Protests were already widespread in the Union. Several member states had already declared nominal independence from Moscow. Gorbachev was doing damage control and trying his best to keep the Union from fracturing further. Elections in member republics saw huge rises in popularity for noncommunist parties.

The referendum was an attempt to gain the political momentum required for reform, in an ultimate effort to keep the Union together. It was essentially a kind of propaganda attempt to display large support for the reformed Union, made possible because dissolution was not on the ballot.

There was widespread civil discontent before the referendum. Elections saw noncommunists rise to power and several member states declared independence. Then I am somehow to believe that the population first swung all the way back to “actually the Soviet Union is great and we don’t want to leave it” and back to “we should leave the Soviet Union” in a matter of mere months? That is an extraordinary claim that requires extraordinary evidence, which you don’t have. The truth is far simpler: at every point once the civil unrest started, the population voted in favour of less Soviet Union and for more independence, and not the other way around.
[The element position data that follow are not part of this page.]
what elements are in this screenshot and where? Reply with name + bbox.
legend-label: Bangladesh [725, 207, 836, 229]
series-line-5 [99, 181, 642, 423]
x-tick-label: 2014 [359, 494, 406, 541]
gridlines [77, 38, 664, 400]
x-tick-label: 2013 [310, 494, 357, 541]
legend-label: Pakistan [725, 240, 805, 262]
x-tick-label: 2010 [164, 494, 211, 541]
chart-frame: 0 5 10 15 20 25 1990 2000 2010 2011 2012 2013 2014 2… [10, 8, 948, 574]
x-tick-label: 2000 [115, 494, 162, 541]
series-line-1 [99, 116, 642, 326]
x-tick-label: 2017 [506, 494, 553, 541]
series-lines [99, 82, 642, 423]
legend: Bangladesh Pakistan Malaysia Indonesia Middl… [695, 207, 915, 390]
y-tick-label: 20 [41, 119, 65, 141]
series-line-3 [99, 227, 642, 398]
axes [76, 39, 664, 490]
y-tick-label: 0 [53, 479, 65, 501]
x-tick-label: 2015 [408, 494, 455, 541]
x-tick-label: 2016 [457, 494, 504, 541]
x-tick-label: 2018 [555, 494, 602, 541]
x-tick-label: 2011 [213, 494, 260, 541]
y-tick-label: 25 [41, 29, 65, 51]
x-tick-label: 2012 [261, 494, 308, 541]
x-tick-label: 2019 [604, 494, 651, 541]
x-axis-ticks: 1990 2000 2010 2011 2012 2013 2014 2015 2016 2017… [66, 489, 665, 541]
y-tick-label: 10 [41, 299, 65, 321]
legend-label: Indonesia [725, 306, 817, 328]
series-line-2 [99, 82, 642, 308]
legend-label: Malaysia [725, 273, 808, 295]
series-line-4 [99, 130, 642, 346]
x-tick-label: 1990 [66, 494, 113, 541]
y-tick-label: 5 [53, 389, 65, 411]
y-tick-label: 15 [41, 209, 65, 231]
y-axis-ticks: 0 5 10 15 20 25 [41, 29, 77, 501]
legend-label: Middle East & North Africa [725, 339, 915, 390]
My point regarding the phrasing of post-Soviet polling is that the wording drastically changes the outcome. Sure, people aren’t happy about how the 90s turned out and they feel they’re not part of a superpower anymore. They’re not happy with being screwed over by western nations. They say those things were better under the Soviet Union. But ask them if they would go back to such a Union, and suddenly support evaporates. And in several former member states even the first few questions don’t find much Soviet sympathies (eg the Baltics). They want to live in a stronger nation, akin to the Soviet Union, but they do not want to go back to what once was. It isn’t a simple case of “boy we sure had it good”, that does a huge disservice to the diverse and complicated opinions of the Union.